Each activity represents a separate parallel thread of development. Users
make their changes in the context of an activity. Changes to the same
revision must be done in separate activities. At some point, a user may
want to merge changes made to the same revision together to create a new
revision containing the combined updates. In order to do a merge, it is
first necessary to determine what must be merged. A merge conflict report
lists the resources that have been modified in parallel in different
activities. The merge conflict report is generated using the following
rules: 1) if the merge source specifies a predecessor of the revision
selected by the workspace, then the workspace revision is selected, else 2)
if the merge source specifies a successor of the revision selected by the
workspace, then the merge source revision is selected, else 3) the merge
source and the current workspace specify revisions that are on different
lines-of-descent, and a potential merge conflict exists and is included in
the merge conflict report.

A user can request the differences between two revisions of a resource
(servers may provide a differences report, but they must at least indicate
if they are the same or not). A user can request conflicts between an
activity and the current workspace to generate a merge conflict report. A
user can also request the differences between a configuration and the
current workspace which lists at least the activities that are contained in
the configuration but not in the workspace and vice versa. So differences
are detected at different levels: content differences for resources,
revision differences for activities, and activity differences for

Once the merge conflicts are known, a user resolves the conflicts by
merging the source activity with the workspace. This enters the merge
source into the workspace, and sets the current conflicts that must be
resolved. The conflicts are resolved by merging the revisions from the
merge source into the revision selected by the workspace to create a new
working resource. Servers may perform some default auto merging, but at a
minimum, the merge is done by checking out the revision in the current
activity and noting the merge from the merge source. This creates an
additional successor/predecessor relationship between the merge source and
workspace revisions called merged-from. The conflict is now removed because
the working resource is now a successor of both the source and target
revisions. It is the user's responsibility to apply the differences in the
two revisions in an appropriate manner. The merge is complete when all the
conflicts are resolved, all differences have been merged, and the resources
are all checked back in. The merge source can now be removed from the
workspace as all of its changes are now included in the current activity.
Only one activity can be merged at a time.

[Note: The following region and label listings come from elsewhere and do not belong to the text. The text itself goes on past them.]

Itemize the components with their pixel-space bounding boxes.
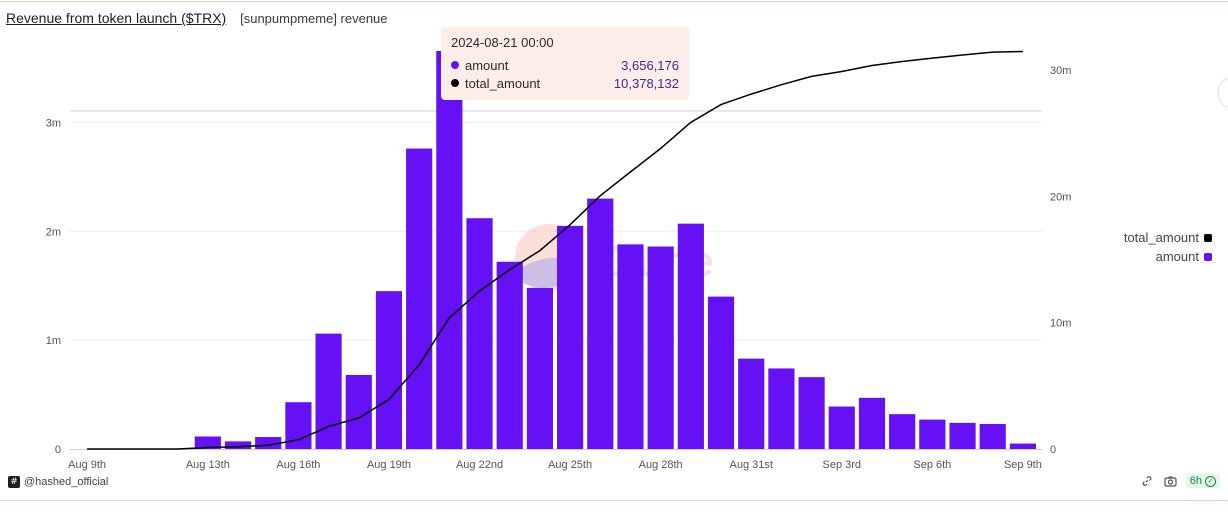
amount-dot-icon <box>451 61 459 69</box>
legend-item-total-amount[interactable]: total_amount <box>1124 228 1212 247</box>
x-tick-label: Sep 6th <box>913 459 951 471</box>
tooltip-label-total-amount: total_amount <box>465 75 541 91</box>
bar <box>677 223 704 449</box>
footer-actions: 6h ✓ <box>1130 474 1220 488</box>
bar <box>889 414 916 449</box>
right-tick-label: 10m <box>1050 318 1071 330</box>
left-tick-label: 0 <box>55 444 61 456</box>
bar <box>496 261 523 449</box>
total-amount-dot-icon <box>451 79 459 87</box>
bar <box>315 333 342 449</box>
legend-label-amount: amount <box>1155 249 1199 264</box>
x-tick-label: Aug 25th <box>548 459 592 471</box>
bar <box>466 218 493 449</box>
legend-item-amount[interactable]: amount <box>1124 247 1212 266</box>
bar <box>436 51 463 449</box>
bar <box>617 244 644 449</box>
total-amount-line <box>87 50 1023 450</box>
bar <box>647 246 674 449</box>
bar <box>768 368 795 449</box>
tooltip-row-total-amount: total_amount 10,378,132 <box>451 74 679 92</box>
bar <box>224 441 252 449</box>
side-scroll-handle[interactable] <box>1219 79 1228 107</box>
bar <box>858 397 886 449</box>
bar <box>255 437 282 449</box>
x-tick-label: Aug 19th <box>367 459 411 471</box>
right-tick-label: 30m <box>1050 65 1071 77</box>
legend-swatch-total-amount <box>1204 233 1212 242</box>
bar <box>979 423 1006 449</box>
bar <box>707 296 735 449</box>
author-handle: @hashed_official <box>24 476 109 488</box>
bar <box>798 377 825 449</box>
bar <box>406 148 433 450</box>
tooltip-date: 2024-08-21 00:00 <box>451 35 554 50</box>
hash-icon: # <box>8 476 20 488</box>
x-tick-label: Aug 28th <box>639 459 683 471</box>
bottom-divider <box>0 500 1228 501</box>
x-tick-label: Aug 9th <box>68 459 106 471</box>
x-tick-label: Sep 3rd <box>823 459 862 471</box>
camera-icon[interactable] <box>1164 474 1178 488</box>
x-tick-label: Aug 31st <box>730 459 773 471</box>
bar <box>949 422 976 449</box>
tooltip-value-total-amount: 10,378,132 <box>613 75 679 91</box>
x-tick-label: Aug 22nd <box>456 459 503 471</box>
legend-swatch-amount <box>1204 252 1212 261</box>
tooltip-label-amount: amount <box>465 57 509 73</box>
bar <box>919 419 946 449</box>
left-tick-label: 2m <box>46 226 61 238</box>
left-tick-label: 3m <box>46 117 61 129</box>
bar <box>194 436 221 449</box>
x-tick-label: Aug 13th <box>186 459 230 471</box>
chart-legend: total_amount amount <box>1124 228 1212 266</box>
bar <box>1009 443 1036 449</box>
bar <box>557 225 584 449</box>
chart-title-link[interactable]: Revenue from token launch ($TRX) <box>6 10 227 26</box>
link-icon[interactable] <box>1140 474 1154 488</box>
tooltip-row-amount: amount 3,656,176 <box>451 56 679 74</box>
chart-header: Revenue from token launch ($TRX) [sunpum… <box>6 10 388 26</box>
bar <box>587 198 614 449</box>
bar <box>526 287 553 449</box>
refresh-badge-label: 6h <box>1189 475 1202 487</box>
chart-tooltip: 2024-08-21 00:00 amount 3,656,176 total_… <box>441 27 689 100</box>
right-tick-label: 20m <box>1050 191 1071 203</box>
legend-label-total-amount: total_amount <box>1123 230 1199 245</box>
x-tick-label: Aug 16th <box>276 459 320 471</box>
refresh-badge[interactable]: 6h ✓ <box>1185 474 1220 488</box>
top-divider <box>0 1 1228 2</box>
left-tick-label: 1m <box>46 335 61 347</box>
right-tick-label: 0 <box>1050 444 1056 456</box>
bar <box>738 358 765 449</box>
x-tick-label: Sep 9th <box>1004 459 1042 471</box>
chart-subtitle: [sunpumpmeme] revenue <box>240 11 388 26</box>
bar <box>828 406 855 449</box>
footer-author[interactable]: # @hashed_official <box>8 476 108 488</box>
tooltip-value-amount: 3,656,176 <box>621 57 679 73</box>
check-circle-icon: ✓ <box>1205 475 1216 487</box>
bar <box>375 291 403 449</box>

When merging mutable revisions, the merge conflict report may be inaccurate
as the source revision may change without the system being aware. Users are
responsible for applying any changes to ancestor revisions to their
descendants as appropriate. The system cannot determine if there are any
changes that need to be applied other than by looking a the last-modified
dates of the revisions.

Locking Versioned Resources

Locking a versioned resource prevents any revision from being checked out
in any activity. Locking a revision of a versioned resource prevents just
that revision from being checked out in any activity.